El Arabi El Cedid gazetesi yazarı Muhammed Emin, İstanbul’daki Suriye zirvesi ile Londra’da Pazar günü ABD’nin öncülüğünde toplanan Suriye konulu zirveyi ele aldığı yazısında, “Rusya ve ABD arasındaki gerginlik tırmanıyor” ve “Suriye ile ilgili zirve savaşları” yorumu yaptı:

“Son dönemdeki uluslararası hareketlilik ışığında, İstanbul’da Türkiye, Rusya, Fransa ve Almanya’dan oluşan dörtlü Suriye zirvesi gerçekleşti. Yine Pazar günü Suriye kriziyle ilgili yedi ülkenin katılımıyla Londra’da bir toplantı gerçekleştirilecek. Bu ülkeler de ABD, İngiltere, Fransa, Almanya, Suudi Arabistan, Ürdün ve Mısır’dan oluşuyor. Bu toplantıya Suriye diyalog grubunun başkanı Nasır El Hariri, Suriye muhalefetinin başkanı olarak katılıyor.”

Arap dünyasında geçen hafta: Trump Kaşıkçı'yı kullanarak şantaj yapacakArap dünyasında geçen hafta: Trump Kaşıkçı'yı kullanarak şantaj yapacak

ERDOĞAN’IN 'FIRAT’IN DOĞUSU' ÇIKIŞININ ARDINDA NE VAR?

Rai Al Youm gazetesi, Cumhurbaşkanı Recep Tayyip Erdoğan’ın, “Fırat’ın doğusu” çıkışını değerlendirdiği başyazısında, bunun Cemal Kaşıkçı olayını gündemden düşürmek için olabileceğini yazdı:

“Cumhurbaşkanı Recep Tayyip Erdoğan’ın sürpriz çıkışları bitmiyor. Suudi gazeteci Cemal Kaşıkçı suikastından, dört haftadır bütün dünyada ana gündem maddesi yarattıktan sonra şimdi de Suriye dosyasına geri dönüyor. Tabi bu dosyanın özellikle de Kürtlerle ilgili olan kısmı ve ABD destekli SDG’nin kontrolü altında bulunan Fırat’ın doğusuna.

Cumhurbaşkanı Erdoğan, bu bölgede tek başına hareket edemez. Özellikle de diğer üç ülke (Suriye, Irak, İran) ve Rusya ile işbirliği yapmadan. Acaba, ordusu Fırat’ın doğusuna yönelmeden önce bu ülkelerle bir koordinasyon içine mi girecek? Ve orada Amerikan kuvvetleri ile çatışmaya girecek mi?

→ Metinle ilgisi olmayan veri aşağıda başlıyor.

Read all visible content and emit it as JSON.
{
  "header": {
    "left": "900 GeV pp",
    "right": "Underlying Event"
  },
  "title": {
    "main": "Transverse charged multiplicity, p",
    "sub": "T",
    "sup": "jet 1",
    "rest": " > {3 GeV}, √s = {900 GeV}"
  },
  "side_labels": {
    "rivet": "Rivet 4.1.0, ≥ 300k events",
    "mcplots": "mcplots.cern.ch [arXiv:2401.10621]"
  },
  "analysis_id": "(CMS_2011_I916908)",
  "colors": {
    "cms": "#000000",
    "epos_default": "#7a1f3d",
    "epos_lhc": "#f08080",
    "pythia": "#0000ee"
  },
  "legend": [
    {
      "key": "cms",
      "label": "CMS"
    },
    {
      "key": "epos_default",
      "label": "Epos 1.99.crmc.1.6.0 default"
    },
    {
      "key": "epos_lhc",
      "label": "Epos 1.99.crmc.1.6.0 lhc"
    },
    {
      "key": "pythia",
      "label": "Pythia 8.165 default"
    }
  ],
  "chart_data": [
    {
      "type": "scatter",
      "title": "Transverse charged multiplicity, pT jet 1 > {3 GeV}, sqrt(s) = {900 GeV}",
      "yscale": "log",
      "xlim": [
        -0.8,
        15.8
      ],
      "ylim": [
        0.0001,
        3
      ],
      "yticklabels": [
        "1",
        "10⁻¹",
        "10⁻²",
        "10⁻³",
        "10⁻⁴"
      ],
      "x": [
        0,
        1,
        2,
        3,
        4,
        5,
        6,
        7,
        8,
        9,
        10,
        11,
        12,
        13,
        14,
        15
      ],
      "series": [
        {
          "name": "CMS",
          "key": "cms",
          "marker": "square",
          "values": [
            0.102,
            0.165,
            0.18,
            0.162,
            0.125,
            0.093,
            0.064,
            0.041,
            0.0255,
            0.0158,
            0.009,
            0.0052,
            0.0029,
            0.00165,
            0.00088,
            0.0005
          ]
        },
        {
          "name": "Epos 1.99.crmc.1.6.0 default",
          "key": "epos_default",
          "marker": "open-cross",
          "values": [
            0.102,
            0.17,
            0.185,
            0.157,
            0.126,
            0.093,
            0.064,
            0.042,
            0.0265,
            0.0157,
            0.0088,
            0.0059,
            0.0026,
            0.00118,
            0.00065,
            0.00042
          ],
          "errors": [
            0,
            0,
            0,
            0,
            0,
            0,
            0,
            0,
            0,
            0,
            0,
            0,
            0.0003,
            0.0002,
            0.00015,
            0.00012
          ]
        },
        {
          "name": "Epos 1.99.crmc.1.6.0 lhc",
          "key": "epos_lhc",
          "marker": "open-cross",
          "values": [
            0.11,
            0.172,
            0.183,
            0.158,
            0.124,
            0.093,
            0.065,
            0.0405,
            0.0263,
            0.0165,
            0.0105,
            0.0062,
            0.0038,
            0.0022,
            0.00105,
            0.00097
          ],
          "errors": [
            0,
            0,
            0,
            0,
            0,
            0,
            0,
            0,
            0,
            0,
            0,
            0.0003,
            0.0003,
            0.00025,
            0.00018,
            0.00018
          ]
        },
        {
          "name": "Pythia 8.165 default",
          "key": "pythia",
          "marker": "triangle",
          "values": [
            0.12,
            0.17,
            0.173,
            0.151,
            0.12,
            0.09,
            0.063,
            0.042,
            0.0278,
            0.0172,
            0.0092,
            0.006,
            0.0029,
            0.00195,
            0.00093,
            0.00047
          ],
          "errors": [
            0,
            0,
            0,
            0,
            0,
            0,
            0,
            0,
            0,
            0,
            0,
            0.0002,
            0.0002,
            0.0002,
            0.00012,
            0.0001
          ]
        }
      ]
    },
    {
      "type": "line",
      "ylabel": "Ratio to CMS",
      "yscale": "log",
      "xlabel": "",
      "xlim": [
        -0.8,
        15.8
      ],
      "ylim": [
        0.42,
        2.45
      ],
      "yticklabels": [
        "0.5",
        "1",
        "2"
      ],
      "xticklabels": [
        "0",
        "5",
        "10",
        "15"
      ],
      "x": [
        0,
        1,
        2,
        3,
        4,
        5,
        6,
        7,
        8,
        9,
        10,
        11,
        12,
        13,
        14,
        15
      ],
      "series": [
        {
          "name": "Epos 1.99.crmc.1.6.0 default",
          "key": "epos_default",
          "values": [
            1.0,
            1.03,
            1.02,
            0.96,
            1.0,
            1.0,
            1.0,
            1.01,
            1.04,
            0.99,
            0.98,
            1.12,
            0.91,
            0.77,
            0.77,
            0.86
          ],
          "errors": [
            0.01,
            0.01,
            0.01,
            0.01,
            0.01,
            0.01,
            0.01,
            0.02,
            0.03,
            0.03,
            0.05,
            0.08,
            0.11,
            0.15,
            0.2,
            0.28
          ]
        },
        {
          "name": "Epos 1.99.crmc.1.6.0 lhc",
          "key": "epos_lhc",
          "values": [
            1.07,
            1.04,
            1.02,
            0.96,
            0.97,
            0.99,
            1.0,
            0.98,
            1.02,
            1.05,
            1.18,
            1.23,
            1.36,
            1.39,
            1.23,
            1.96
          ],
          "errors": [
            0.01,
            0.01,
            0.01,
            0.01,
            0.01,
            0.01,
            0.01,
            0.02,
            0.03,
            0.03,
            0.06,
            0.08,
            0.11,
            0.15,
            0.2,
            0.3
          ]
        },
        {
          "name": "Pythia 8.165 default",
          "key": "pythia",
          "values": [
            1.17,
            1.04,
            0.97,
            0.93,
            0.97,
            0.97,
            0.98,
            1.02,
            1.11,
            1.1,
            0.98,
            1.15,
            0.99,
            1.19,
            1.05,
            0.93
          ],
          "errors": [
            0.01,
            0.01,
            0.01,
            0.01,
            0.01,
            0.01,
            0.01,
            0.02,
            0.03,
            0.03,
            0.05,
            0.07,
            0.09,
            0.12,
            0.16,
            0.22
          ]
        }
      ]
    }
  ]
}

Bu süreçte bu sorularla ilgili cevap bulamıyoruz. Cumhurbaşkanı Erdoğan’ın tehditleri, bizi ve birçoklarını daha çok şaşırttı. Özellikle de bu tehditlerin gözlerin İdlib’e dönük olduğu bir dönemde gelmesi.

Cumhurbaşkanı Erdoğan’ın bu dosyayı tekrar gündeme getirmesinin altında, belli bir anlaşma karşılığında Cemal Kaşıkçı olayını soğutmak için bu meseleyi alevlendirme hedefi olduğunu söylersek çok da abartmış olmayız. Tabi eğer bu bakış açısı doğruysa, söz konusu anlaşmanın ayrıntılarını ilerleyen süreçte öğrenebileceğiz.”